Education is challenged in all aspects, all over the world.

Education is challenged in all aspects throughout the world, and South Africa is no stranger to the problem.

In South Africa, very few students can read at their grade’s level, few of them pass Grade 12 on time and only the barest minimum of them are equipped with the necessary skills to succeed in the life and workplaces of the 21st century and beyond.

Lectorsa (a South African company that supplies solutions internationally to the primary, secondary and tertiary education sectors, and to the corporate sector), asked if lowering the requirements to pass in school, as recently considered by the Department of Basic Education, is truly the answer, or is it only fuelling the fire.

Co-director of Lectorsa, Minda Marshall, said: “Today we live in a technology- and media-suffused environment with access to an abundance of information, and our expectations, both for students and in the workplace, have increased dramatically, but our methods of interacting with information have not. Students are already challenged and need improved development of skills and strategies in order to not only survive but excel in the environments they will have to function in. Lowering the standard is not the answer we are looking for.

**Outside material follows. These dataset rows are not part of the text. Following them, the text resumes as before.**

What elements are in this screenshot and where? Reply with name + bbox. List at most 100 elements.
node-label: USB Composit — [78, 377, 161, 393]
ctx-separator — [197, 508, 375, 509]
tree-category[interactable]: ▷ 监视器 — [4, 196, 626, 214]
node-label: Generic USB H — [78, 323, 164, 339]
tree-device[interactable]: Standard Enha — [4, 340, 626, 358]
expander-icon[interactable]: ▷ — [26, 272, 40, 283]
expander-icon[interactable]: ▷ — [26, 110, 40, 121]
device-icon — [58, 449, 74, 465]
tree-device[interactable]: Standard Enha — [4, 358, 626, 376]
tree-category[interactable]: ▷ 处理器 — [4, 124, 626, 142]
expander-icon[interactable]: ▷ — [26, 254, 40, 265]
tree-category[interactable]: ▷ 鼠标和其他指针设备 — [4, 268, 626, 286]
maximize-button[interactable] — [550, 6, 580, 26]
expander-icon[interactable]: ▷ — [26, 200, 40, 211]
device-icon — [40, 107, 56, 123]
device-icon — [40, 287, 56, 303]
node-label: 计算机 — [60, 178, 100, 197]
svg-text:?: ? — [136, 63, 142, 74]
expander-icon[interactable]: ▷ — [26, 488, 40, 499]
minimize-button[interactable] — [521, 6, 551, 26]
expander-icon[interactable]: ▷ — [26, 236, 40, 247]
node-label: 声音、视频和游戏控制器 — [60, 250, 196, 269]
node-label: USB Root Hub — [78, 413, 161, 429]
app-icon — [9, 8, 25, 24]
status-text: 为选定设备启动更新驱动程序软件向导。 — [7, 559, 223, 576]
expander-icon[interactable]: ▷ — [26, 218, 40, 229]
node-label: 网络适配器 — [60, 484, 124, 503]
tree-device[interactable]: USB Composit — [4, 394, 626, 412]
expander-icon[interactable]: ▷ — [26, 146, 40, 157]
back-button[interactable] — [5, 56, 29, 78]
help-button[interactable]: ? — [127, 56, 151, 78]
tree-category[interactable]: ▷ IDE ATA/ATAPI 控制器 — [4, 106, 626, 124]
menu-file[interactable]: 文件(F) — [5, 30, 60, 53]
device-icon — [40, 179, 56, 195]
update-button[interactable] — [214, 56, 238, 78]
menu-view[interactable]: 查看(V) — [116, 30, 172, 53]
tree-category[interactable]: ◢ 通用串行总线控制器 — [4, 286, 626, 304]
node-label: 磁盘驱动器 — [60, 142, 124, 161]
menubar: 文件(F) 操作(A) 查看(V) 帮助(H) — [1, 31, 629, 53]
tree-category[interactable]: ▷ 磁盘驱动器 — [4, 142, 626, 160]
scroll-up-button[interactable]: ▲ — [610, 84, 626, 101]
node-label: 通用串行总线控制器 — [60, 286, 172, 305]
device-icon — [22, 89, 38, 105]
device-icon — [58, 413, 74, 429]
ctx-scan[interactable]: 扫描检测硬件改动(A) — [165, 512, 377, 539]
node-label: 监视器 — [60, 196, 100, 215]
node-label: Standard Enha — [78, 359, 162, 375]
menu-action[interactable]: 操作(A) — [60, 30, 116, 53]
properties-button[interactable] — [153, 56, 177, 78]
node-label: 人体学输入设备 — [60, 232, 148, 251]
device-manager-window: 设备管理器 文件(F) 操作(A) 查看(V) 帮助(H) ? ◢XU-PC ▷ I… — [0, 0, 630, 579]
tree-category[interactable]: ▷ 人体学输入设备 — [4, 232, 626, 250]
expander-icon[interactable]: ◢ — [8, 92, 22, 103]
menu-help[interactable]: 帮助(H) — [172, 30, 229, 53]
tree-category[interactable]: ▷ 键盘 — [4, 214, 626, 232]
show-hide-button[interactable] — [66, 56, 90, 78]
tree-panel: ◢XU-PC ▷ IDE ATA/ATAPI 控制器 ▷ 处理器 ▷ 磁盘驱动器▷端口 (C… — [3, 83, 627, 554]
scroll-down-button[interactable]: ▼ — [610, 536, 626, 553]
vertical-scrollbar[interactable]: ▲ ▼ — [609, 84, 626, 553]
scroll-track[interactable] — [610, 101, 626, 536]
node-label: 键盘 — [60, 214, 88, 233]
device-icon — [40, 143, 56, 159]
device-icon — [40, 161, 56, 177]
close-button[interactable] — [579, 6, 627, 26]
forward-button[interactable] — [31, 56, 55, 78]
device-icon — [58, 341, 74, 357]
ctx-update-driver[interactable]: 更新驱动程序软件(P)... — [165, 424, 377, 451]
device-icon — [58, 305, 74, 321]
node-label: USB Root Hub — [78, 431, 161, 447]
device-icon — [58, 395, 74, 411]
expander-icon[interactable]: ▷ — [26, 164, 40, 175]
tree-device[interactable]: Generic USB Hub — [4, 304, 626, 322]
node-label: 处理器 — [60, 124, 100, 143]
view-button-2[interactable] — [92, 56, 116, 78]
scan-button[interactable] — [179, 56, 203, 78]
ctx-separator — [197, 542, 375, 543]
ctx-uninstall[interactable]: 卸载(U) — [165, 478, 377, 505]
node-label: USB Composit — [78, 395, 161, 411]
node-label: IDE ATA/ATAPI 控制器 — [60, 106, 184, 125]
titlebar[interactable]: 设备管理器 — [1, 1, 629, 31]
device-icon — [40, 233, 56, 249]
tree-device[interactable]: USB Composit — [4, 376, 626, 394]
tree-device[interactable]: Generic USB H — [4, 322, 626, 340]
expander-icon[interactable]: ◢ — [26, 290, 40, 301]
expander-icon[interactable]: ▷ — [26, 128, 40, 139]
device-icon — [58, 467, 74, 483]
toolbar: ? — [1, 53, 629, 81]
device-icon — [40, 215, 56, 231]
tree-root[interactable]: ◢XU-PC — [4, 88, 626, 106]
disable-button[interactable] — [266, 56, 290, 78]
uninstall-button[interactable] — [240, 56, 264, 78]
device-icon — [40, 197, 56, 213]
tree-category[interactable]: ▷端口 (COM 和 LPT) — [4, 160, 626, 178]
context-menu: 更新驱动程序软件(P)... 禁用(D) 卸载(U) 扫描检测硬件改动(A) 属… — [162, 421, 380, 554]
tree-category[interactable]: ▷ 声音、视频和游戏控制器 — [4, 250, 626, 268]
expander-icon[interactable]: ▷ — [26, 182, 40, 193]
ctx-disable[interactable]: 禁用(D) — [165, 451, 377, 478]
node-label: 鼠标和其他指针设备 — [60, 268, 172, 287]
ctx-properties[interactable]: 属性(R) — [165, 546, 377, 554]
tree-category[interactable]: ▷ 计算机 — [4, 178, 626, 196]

“Due to the explosion of data, a gap (the information/ application gap) has formed between the student and the curriculum, placing learners, students and our workforce under a lot of strain and resulting in poor academics and a decrease in work-readiness.

“We need to bridge this gap by re-wiring learners’ minds, by developing their cognitive and visual processing skills and by equipping them with the right ‘tools’ to succeed in this globally and digitally interconnected world,” she said.

“Life-long learning is the only way to sustain proficient learning in the world we live in today. Never before has it been more important to activate students’ minds, train and develop accurate ways to facilitate the process of reading and improve comprehension through cognitive development. I stand by my view that the answer does not lie in lowering the pass rate, but in re-imagining our methods of teaching,” she concluded.